Phellostroma Syd. & P. Syd., Philipp. J. Sci., C, Bot. 9(2): 185 (1914)
Faceoffungi number: FoF 07489
Ascomycota, genera incertae sedis
Saprobic on dead fructification of Areca sp. (Arecaceae) (Sutton and Kobayashi 1969). Sexual morph: undetermined. Asexual morph: Conidiomata black, stromatic, pycnidial, solitary, superficial, cushion-shaped, multilocular, glabrous, ostiolate. Ostiole single to each locule, cylindrical, with long neck of varying length, centrally located. Conidiomatal wall composed of relatively thick-walled, brown to pale brown cells of textura angularis in most parts of the conidiomata, becoming dark brown cells toward periphery, merging with thick-walled, paler cells of textura prismatica in the inner locular wall. Conidiophores arising from inner layer of the locular wall, hyaline, cylindrical to subcylindrical, septate, smooth-walled. Conidiogenous cells hyaline, holothallic, cylindrical, determinate, smooth-walled. Conidia hyaline, arthric, elliptical, somewhat truncated at both ends, unicellular, straight, smooth-walled, guttulate, formed by disarticulation of the conidiogenous cells from the conidiophore, produced in long, branched chains with the youngest conidia at the base (adapted from Morgan-Jones 1974).
Type species: Phellostroma hypoxyloides Syd. & P. Syd., Philipp. J. Sci., C, Bot. 9(2): 185 (1914)
Notes: Phellostroma was described from dead fructification of Areca sp., with P. hypoxyloides as type species (Sydow and Sydow 1914).

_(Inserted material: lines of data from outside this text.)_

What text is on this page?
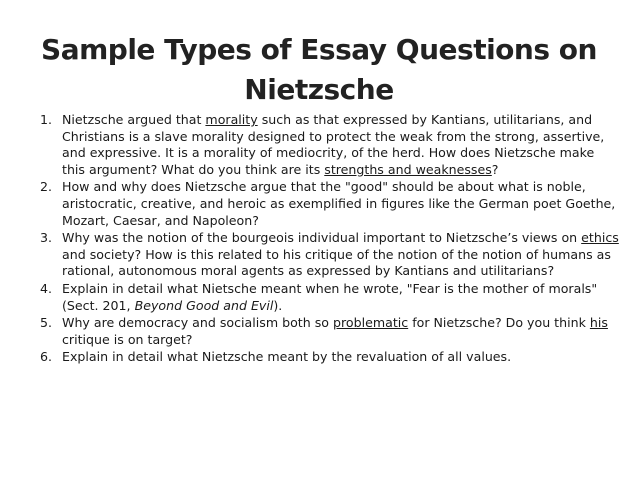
Sample Types of Essay Questions on
Nietzsche
1. Nietzsche argued that morality such as that expressed by Kantians, utilitarians, and Christians is a slave morality designed to protect the weak from the strong, assertive, and expressive. It is a morality of mediocrity, of the herd. How does Nietzsche make this argument? What do you think are its strengths and weaknesses?
2. How and why does Nietzsche argue that the "good" should be about what is noble, aristocratic, creative, and heroic as exemplified in figures like the German poet Goethe, Mozart, Caesar, and Napoleon?
3. Why was the notion of the bourgeois individual important to Nietzsche’s views on ethics and society? How is this related to his critique of the notion of the notion of humans as rational, autonomous moral agents as expressed by Kantians and utilitarians?
4. Explain in detail what Nietsche meant when he wrote, "Fear is the mother of morals" (Sect. 201, Beyond Good and Evil).
5. Why are democracy and socialism both so problematic for Nietzsche? Do you think his critique is on target?
6. Explain in detail what Nietzsche meant by the revaluation of all values.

Phellostroma resembles the asexual morph of Pycnopeziza, Phacidiella, Sirozythiella, Trullula and Vouauxiella Petr. & Syd., in having arthric conidia formed by disarticulation of the conidial chain, with the oldest conidium at the apex (Morgan-Jones 1974, Sutton 1980). However, the asexual morph of Pycnopeziza has cylindrical conidia bearing appendages, which is absent in Chondropodiella, Phacidiella, Phellostroma, Sirozythiella, Trullula and Vouauxiella. Vouauxiella and Trullula have brown or dark brown conidia, which distinguish them from the hyaline conidia in Chondropodiella, Phacidiella, Phellostroma, and Sirozythiella (Sutton 1980, Wijayawardene et al. 2016). Phellostroma differs from Chondropodiella, Phacidiella and Sirozythiella by its cushion-shaped, multilocular, glabrous, ostiolate conidiomata. Sirozythiella was separated from Chondropodiella and Phacidiella by its septate conidia, and textura angularis to textura intricata conidiomatal wall (Morgan-Jones 1974, Sutton 1980). Chondropodiella differs from Phacidiella by its cylindrical to cylindrical-subulate, beaked conidiomata with unbranched conidial chains (Morgan-Jones 1974, Sutton 1980).

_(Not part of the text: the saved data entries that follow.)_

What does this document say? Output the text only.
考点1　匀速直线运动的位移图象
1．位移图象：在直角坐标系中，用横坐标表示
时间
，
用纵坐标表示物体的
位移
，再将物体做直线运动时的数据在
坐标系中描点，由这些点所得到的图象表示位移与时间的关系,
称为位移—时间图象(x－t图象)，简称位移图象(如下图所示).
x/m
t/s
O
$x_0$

von Höhnel (1918b) studied the type collection of P. hypoxyloides and considered the fungus to be an ascomycete. Sutton and Kobayashi (1969) re-examined the type species and could not find any structures of asci and ascospores, and considered it might be a coelomocyte. Morgan-Jones (1974) provided a detailed description and illustration of P. hypoxyloides. The second species, P. tsugae Tak. Kobay. was described from Tsuga sieboldii by Kobayashi (1964). However, this taxon was proved to not be congeneric with the type species by Sutton and Kobayashi (1969), because of its distinct morphology of conidiogenous cells (holoblastic) and conidia (ovoid to broadly fusiform with appendages at each end). Phellostroma tsugae was therefore designated as the type species for a new genus Strasseriopsis. Phellostroma is monotypic and no molecular data is available. Fresh collections are needed to place Phellostroma in a natural group.

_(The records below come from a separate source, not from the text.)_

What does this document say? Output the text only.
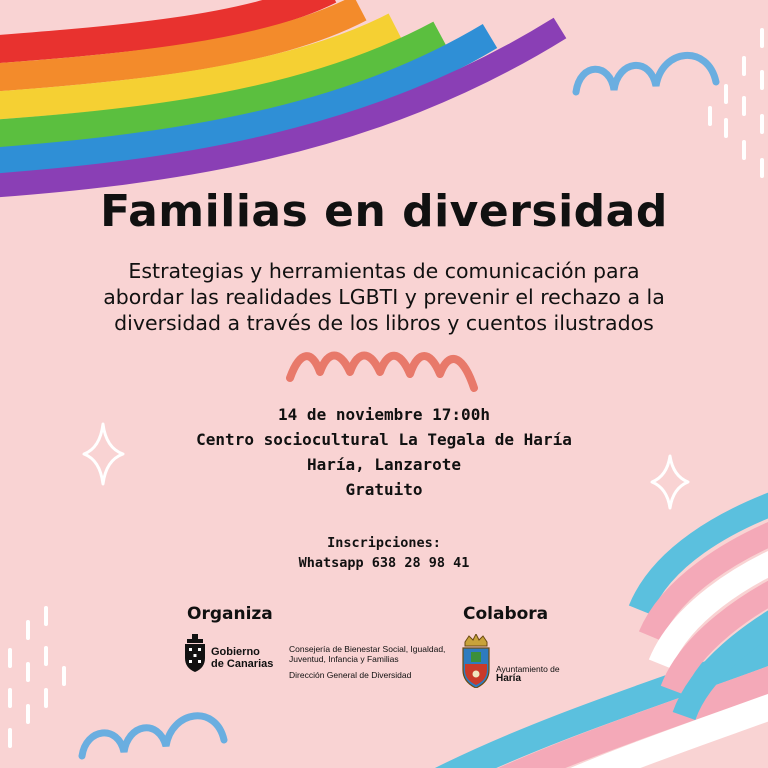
Familias en diversidad
Estrategias y herramientas de comunicación para
abordar las realidades LGBTI y prevenir el rechazo a la
diversidad a través de los libros y cuentos ilustrados
14 de noviembre 17:00h
Centro sociocultural La Tegala de Haría
Haría, Lanzarote
Gratuito
Inscripciones:
Whatsapp 638 28 98 41
Organiza
Gobierno
de Canarias
Consejería de Bienestar Social, Igualdad,
Juventud, Infancia y Familias
Dirección General de Diversidad
Colabora
Ayuntamiento de
Haría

Distribution: Philippines (Sutton and Kobayash 1969).
Phellostroma hypoxyloides (redrawn from Morgan-Jones 1974) a Vertical section of conidiomata. b, c Enlarged view of conidiomatal wall. d Conidia. e Conidiogenous cells and developing conidia.
Li WJ, McKenZie EHC, Liu JK, Bhat DJ, Dai DQ, Caporesi E, Tian Q, Maharachcikumbura SSN, Luo ZL, Shang QJ, Zhang JF, Tangthirasunun N, Karunarathna SC, Xu JC, Hyde KD (2020) Taxonomy and phylogeny of hyaline-spored coelomycetes. Fungal Diversity 100: pages279–801.